In sum, these Plan provisions do not alone or in combination address who is granted responsibility for determining if benefits will be paid and they certainly do not clearly or expressly grant this discretion to Defendant., While the Court can envision a plan document that may ultimately grant discretion using "due proof" or similar language, the Plan language here simply is not sufficient to satisfy the "express" and "clear" requirements under Firestone. The Supreme Court has underscored the importance of a clear, unambiguous delegation before deference is made to a fiduciary acting in a trust capacity. A proper delegation requires more than what is provided here.
It is not surprising that these provisions do not clearly and expressly grant discretion to Defendant, as required byFirestone, since the Policy in this case was issued a year before Firestone was decided.
The conclusion reached here is consistent with the conclusion reached by the court in Balthis v. AIG Life Insurance Co., 102 F. Supp. 2d 668 (W.D. Va. 2000), where the court held:
A reasonable interpretation of "due written proof" is that it means "written proof as provided in the proof of loss section." As such, it seems clear that "due" connotes a procedural requirement rather than a substantive review of the claim.

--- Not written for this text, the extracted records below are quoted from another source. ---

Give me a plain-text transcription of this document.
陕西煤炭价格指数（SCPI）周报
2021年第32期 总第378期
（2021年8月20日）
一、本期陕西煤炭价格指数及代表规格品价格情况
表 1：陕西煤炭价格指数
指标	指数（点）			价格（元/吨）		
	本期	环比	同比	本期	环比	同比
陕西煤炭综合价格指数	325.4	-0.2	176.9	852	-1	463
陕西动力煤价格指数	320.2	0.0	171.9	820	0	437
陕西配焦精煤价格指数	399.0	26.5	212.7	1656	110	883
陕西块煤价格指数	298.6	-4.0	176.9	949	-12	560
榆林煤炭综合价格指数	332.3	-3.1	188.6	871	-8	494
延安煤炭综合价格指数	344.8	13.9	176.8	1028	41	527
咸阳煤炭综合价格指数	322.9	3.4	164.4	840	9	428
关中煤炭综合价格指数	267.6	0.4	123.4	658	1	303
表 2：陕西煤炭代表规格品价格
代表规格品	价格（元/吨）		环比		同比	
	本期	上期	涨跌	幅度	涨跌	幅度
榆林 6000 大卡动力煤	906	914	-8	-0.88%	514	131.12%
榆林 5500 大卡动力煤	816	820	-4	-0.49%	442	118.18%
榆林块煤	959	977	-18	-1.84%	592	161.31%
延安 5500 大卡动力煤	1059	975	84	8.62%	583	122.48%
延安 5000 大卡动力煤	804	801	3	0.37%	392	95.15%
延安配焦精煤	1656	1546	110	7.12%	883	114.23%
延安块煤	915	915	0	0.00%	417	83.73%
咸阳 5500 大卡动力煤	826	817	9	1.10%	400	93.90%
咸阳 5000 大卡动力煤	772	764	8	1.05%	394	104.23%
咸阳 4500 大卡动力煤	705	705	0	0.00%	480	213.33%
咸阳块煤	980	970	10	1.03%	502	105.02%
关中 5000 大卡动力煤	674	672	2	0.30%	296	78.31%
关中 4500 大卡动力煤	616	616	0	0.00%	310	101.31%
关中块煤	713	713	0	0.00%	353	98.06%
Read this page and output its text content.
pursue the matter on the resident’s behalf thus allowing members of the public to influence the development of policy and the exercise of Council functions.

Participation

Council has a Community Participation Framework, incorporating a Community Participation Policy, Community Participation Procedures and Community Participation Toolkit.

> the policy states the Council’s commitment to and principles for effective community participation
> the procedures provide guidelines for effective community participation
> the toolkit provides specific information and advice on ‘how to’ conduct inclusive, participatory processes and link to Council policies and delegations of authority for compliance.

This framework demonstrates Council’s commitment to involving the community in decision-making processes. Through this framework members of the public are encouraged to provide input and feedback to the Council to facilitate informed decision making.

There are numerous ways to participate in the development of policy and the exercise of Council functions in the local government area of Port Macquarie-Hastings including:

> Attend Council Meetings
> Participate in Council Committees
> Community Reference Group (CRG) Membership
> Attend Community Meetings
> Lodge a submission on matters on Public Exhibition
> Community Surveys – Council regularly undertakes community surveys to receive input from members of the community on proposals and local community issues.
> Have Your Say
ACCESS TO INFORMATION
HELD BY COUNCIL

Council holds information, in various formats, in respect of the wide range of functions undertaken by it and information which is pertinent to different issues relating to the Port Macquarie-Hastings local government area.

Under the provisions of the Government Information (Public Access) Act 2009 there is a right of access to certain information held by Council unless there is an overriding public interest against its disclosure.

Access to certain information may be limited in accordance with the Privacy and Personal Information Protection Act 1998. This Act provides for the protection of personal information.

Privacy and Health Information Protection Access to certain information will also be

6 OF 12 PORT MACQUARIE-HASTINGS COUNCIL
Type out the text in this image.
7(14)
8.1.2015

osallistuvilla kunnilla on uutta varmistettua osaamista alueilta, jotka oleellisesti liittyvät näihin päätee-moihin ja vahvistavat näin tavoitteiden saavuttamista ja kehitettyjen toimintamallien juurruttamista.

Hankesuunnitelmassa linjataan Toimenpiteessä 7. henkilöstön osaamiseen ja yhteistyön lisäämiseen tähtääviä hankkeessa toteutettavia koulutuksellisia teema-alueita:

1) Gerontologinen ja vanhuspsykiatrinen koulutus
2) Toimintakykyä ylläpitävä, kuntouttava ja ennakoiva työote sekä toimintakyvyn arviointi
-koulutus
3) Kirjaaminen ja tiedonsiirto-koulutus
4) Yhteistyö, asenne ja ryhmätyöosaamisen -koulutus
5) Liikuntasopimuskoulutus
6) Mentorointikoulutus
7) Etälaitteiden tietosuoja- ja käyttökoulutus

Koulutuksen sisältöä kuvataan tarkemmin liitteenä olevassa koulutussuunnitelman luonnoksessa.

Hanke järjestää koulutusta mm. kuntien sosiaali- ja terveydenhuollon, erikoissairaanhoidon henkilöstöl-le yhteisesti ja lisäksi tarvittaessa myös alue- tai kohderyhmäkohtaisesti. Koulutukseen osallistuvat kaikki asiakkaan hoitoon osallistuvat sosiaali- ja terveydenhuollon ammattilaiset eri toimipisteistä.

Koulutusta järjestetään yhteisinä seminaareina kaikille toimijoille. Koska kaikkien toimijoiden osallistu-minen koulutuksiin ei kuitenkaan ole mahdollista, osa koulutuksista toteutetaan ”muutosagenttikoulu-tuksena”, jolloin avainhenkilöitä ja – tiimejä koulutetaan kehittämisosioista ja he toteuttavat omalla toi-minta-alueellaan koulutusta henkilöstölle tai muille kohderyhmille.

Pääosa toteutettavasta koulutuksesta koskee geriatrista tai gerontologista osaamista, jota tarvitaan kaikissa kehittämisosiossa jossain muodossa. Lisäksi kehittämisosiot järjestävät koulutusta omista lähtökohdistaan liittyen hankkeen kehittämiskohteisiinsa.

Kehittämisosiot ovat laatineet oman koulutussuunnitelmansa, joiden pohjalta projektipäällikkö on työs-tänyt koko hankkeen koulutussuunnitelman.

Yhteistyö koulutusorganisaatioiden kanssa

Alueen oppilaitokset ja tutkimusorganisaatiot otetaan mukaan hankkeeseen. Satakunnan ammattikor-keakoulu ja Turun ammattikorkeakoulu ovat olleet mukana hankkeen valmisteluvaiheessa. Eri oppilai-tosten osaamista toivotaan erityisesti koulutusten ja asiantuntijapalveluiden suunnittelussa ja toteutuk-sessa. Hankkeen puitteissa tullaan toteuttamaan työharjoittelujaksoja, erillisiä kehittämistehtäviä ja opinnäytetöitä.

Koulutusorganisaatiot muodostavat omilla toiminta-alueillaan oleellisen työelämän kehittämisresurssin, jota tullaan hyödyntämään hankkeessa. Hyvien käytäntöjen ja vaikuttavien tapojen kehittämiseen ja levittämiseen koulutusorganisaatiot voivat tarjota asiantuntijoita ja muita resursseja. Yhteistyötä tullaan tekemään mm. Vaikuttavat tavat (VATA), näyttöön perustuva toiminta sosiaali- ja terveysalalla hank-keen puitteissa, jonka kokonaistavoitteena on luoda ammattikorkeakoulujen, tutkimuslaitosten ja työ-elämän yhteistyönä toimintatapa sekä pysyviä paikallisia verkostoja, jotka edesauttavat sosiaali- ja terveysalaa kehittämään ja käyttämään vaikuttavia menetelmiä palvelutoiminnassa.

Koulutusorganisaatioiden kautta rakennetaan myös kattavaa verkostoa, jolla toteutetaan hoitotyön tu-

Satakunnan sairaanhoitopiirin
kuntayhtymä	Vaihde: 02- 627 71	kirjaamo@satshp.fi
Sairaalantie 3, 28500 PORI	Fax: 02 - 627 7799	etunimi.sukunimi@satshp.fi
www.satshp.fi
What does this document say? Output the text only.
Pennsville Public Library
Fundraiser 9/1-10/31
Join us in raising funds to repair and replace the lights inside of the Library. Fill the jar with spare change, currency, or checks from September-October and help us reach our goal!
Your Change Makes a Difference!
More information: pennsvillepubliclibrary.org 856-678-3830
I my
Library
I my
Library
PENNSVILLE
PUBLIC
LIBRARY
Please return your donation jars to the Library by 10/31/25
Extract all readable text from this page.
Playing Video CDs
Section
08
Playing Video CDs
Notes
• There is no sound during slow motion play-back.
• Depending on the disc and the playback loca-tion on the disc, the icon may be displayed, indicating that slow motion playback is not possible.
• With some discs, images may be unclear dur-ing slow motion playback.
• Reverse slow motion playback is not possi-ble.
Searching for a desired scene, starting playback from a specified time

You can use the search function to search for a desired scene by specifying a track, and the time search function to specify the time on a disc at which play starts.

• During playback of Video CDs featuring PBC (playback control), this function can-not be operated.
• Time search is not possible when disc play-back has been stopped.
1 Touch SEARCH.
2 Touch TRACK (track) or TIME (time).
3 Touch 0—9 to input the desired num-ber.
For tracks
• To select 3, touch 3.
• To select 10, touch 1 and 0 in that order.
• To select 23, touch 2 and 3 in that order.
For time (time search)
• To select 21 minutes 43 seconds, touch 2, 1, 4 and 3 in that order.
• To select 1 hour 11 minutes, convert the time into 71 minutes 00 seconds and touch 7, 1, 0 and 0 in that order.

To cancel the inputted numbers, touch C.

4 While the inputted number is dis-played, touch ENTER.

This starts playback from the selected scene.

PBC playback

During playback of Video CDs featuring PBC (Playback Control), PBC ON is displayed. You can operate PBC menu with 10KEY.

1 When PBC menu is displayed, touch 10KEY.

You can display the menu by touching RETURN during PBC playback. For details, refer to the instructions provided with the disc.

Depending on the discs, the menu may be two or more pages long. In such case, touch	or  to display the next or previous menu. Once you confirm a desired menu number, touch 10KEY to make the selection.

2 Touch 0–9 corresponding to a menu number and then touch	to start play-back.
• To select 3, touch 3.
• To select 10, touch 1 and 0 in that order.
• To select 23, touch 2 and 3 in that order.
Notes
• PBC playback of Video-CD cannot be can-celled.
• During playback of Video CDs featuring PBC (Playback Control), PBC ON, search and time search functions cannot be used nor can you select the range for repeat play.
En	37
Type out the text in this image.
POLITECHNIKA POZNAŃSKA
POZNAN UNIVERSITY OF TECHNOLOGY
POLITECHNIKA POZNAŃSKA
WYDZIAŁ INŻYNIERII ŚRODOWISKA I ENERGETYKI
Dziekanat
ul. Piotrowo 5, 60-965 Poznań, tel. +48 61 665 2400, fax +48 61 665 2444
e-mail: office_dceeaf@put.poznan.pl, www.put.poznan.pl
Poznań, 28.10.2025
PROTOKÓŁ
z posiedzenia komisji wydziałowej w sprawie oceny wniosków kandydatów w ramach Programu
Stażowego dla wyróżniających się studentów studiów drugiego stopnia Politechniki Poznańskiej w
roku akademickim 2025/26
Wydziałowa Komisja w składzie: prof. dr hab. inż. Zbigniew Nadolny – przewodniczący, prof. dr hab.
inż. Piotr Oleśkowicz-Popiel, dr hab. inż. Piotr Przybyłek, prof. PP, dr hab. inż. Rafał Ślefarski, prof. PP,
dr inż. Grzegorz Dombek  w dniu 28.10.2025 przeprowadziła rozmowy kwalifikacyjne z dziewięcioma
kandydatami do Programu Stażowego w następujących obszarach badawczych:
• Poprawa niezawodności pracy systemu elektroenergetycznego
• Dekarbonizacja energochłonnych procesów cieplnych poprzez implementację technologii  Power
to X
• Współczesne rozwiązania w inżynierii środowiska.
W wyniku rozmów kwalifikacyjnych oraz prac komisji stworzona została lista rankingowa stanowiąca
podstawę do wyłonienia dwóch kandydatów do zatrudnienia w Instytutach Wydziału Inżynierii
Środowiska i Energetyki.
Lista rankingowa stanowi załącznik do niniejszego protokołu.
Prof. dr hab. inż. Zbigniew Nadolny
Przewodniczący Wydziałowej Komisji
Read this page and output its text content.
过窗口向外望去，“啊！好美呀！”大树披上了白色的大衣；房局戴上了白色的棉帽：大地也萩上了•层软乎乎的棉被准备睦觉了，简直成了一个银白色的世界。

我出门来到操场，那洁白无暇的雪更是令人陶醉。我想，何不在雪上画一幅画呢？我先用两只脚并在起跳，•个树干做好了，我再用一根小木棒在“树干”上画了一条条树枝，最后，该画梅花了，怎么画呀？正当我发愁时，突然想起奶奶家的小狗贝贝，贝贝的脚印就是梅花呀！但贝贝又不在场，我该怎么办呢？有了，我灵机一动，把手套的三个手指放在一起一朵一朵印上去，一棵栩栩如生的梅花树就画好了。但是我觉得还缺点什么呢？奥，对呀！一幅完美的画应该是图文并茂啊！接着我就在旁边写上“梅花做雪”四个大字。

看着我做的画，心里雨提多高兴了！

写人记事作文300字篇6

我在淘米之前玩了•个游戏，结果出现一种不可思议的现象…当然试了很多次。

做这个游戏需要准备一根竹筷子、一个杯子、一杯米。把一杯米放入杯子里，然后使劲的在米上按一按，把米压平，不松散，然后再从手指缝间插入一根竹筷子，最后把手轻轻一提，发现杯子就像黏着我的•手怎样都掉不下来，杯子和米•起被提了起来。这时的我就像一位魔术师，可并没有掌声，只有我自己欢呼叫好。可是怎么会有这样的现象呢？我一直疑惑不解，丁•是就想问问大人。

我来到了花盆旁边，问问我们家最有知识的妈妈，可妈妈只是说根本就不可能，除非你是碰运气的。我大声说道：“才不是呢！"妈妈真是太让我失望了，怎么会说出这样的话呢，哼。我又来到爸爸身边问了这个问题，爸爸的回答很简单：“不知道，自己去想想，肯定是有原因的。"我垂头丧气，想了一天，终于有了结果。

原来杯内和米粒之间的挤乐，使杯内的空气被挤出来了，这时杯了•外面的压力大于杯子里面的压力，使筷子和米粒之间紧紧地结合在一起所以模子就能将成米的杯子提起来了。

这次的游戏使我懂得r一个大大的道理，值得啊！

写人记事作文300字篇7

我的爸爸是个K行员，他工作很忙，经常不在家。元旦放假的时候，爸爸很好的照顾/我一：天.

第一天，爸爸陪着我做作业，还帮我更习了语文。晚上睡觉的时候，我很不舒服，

The plain meaning of "due" outside the context of the policy supports this reading. The dictionary defines "due" in this context as according to accepted procedures or required in the prescribed course of events. See Webster's Collegiate Dictionary 357 (10th ed. 1996).
As contained in the policy, the language is categorical rather than conditional, and it is the type of language that would be expected in any insurance policy. If the defendant's contentions were correct, almost every denial of benefits from an ERISA-controlled policy would be subjected to deferential review. If the parties had wished to confer discretion on the insurance company, the group policy could easily have included explicit language to that end.102 F. Supp. 2d at 670.
Because there is not a clear grant of discretion to Defendant to make benefits determinations, the Court concludes that the de novo review standard applies and thus discovery is allowed.
Accordingly,
IT IS HEREBY ORDERED that Defendant's Motion for Protective Order is DENIED and the parties shall have up to and including February 27, 2006, to complete discovery in this action.